Hari Pahlawan
Alasan Laksamana Muda Maeda Biarkan Rumahnya Jadi Tempat Menyusun Naskah Proklamasi
Alasan di Balik Laksamana Muda Maeda Biarkan Rumahnya Jadi Tempat Menyusun Naskah Proklamasi
Daripada pergi tanpa meninggalkan jasa, lebih baik pergi dengan meninggalkan nama. Kenangan baik itu ialah sikapnya yang bersimpati terhadap kemerdekaan Indonesia.
Pada tanggal 16 Agustus pagi-pagi buta, Sayuti dibangunkan dan diberi tahu bahwa Bung Karno, Bu Fatmawati, dan Guntur tak ada.
Mereka mencari keterangan ke Subardjo SH, kemudian ke Maeda, tetapi tiada mendapatkan.
Pada waktu itu mereka-mereka pun belum tahu di mana Bung Karno. Baru kemduian setelah diadakan penyelidikan perwira Jepang itu mengetahuinya.
Peristiwa itu kemudian kita kenal sebagai peristiwa Rengasdengklok. Pagi itu sekitar jam 4 pagi, Bung Karno dan Bung Hatta oleh pemuda-pemuda Sukarni, Chairul Saleh, dll dibawa ke Rengasdengklok ke sebuah asrama Peta.
Menurut para pemuda di sana tempatnya lebih aman untuk kedua pemimpin itu.
Akhirnya terdapat persesuaian paham antara Soekarno-Hatta, Pemuda, dan Maeda.
Kedua pemimpin itu dibawa kembali ke Jakarta, dan pada tanggal 16 Agustus malam diadakan pertemuan di rumah Laksamana Muda Maeda karena tempat yang direncanakan semula ialah Hotel Duta Indonesia ternyata sudah tutup.
Malam itu dibicarakan naskah Proklamasi yang akan diresmikan pagi harinya.
Semula naskah itu akan ditandatangani oleh “Wakil-wakil Bangsa Indonesia”, ialah orang-orang yang hadir pada malam itu termasuk orang-orang yang oleh golongan Pemuda dianggap kolaborator dari Jepang.
Maka Pemuda tak setuju dengan rumusan itu.
Tercapai mufakat, naskah Proklamasi hanya ditandatangani oleh Soekarno-Hatta “Atas nama Bangsa Indonesia”.
Pak Sayuti yang hadir pada malam itu ditugaskan mengetik naskah yang disetujui dan keesokan harinya dibaca oleh Bung Karno di depan rumah Pegangsaan Timur 56.

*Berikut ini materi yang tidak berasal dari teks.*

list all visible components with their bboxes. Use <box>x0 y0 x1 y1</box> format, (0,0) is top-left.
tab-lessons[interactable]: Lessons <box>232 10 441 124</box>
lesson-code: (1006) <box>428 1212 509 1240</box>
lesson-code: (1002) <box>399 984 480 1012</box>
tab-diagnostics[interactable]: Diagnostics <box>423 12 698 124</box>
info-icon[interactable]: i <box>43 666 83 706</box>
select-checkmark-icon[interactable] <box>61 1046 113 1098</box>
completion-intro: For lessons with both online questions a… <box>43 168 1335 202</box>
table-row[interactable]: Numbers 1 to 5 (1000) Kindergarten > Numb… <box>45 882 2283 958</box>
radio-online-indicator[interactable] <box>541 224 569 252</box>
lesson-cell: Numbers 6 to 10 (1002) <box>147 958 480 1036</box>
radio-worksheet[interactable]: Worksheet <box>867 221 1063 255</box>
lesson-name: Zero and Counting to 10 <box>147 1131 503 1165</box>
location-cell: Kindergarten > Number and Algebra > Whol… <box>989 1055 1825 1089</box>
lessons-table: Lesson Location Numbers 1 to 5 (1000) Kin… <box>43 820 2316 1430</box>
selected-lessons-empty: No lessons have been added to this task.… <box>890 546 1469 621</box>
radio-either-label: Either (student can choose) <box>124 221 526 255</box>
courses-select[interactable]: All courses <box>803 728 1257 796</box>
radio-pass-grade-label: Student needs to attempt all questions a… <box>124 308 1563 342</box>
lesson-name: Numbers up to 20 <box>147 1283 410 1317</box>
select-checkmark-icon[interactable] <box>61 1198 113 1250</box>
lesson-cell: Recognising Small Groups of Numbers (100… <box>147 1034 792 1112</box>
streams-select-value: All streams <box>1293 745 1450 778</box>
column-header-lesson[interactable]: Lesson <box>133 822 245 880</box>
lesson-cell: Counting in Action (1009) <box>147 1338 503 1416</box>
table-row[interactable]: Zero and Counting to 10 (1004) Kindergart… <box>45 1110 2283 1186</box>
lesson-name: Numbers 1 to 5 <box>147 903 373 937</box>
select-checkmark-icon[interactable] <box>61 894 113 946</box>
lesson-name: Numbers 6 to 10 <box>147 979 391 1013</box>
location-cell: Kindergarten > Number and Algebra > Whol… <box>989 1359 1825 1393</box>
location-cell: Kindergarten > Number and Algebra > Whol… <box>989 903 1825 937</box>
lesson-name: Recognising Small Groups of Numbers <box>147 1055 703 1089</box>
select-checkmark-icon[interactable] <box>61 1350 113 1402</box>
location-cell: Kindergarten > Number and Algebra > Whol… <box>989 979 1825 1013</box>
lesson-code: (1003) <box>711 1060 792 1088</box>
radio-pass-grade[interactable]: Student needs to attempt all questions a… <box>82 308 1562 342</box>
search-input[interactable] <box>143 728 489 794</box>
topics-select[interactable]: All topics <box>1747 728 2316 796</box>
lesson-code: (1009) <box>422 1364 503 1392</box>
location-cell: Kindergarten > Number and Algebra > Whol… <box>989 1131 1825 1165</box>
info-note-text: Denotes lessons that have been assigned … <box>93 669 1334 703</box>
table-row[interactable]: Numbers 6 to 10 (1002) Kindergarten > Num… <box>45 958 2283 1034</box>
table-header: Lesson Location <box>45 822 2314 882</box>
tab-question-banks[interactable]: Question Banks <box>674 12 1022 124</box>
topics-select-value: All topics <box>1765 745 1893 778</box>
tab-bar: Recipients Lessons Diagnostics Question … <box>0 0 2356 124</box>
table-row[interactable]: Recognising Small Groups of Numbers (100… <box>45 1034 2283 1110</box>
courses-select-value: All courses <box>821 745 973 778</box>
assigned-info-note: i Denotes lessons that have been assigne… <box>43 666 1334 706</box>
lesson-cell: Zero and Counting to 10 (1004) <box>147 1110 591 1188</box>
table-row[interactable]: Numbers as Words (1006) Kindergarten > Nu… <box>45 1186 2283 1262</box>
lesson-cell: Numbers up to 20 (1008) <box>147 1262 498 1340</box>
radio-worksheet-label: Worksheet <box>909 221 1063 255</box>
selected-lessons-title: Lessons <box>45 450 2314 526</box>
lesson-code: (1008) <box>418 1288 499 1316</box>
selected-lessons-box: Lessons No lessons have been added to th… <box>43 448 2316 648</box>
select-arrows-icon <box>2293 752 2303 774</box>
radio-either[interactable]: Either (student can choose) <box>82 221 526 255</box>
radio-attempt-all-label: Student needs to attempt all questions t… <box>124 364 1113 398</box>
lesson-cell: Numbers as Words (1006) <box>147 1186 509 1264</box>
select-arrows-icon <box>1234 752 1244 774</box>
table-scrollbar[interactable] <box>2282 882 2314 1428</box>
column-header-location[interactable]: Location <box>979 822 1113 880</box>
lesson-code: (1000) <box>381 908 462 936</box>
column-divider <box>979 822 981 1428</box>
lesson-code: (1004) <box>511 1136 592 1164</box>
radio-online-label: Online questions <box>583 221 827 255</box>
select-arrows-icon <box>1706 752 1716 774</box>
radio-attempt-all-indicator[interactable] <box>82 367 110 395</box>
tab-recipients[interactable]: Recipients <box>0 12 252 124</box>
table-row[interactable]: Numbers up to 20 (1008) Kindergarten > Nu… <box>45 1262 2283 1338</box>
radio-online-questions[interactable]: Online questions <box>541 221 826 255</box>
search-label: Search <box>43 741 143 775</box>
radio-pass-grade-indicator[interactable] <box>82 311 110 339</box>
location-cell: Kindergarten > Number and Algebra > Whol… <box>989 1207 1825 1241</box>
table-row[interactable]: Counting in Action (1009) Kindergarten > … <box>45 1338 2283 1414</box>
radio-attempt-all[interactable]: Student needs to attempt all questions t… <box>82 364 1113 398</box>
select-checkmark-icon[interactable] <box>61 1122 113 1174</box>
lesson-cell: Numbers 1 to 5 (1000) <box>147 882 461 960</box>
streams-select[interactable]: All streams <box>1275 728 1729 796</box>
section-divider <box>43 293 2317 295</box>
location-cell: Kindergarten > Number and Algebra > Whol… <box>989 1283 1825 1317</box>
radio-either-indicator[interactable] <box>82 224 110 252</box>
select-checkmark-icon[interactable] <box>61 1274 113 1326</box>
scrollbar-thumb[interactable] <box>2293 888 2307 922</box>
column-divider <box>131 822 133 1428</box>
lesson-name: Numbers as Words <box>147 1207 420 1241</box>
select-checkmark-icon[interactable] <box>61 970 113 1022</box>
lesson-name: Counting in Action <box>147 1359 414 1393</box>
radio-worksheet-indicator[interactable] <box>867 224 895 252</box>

“Proklamasi. Kami bangsa Indonesia dengan ini menyatakan kemerdekaan Indonesia. Hal-hal yang mengenai pemindahan kekuasaan dan lain-lain, diselenggarakan dengan seksama dan dalam tempo yang sesingkatnya. Jakarta 17 Agustus 1945. Atas nama Bangsa Indonesia Soekarno-Hatta.”
Itulah naskah asli, jadi bukan tulisan tangan Bung Karno yang fotokopinya kini menghiasi buku-buku dan dianggap sebagai naskah resmi.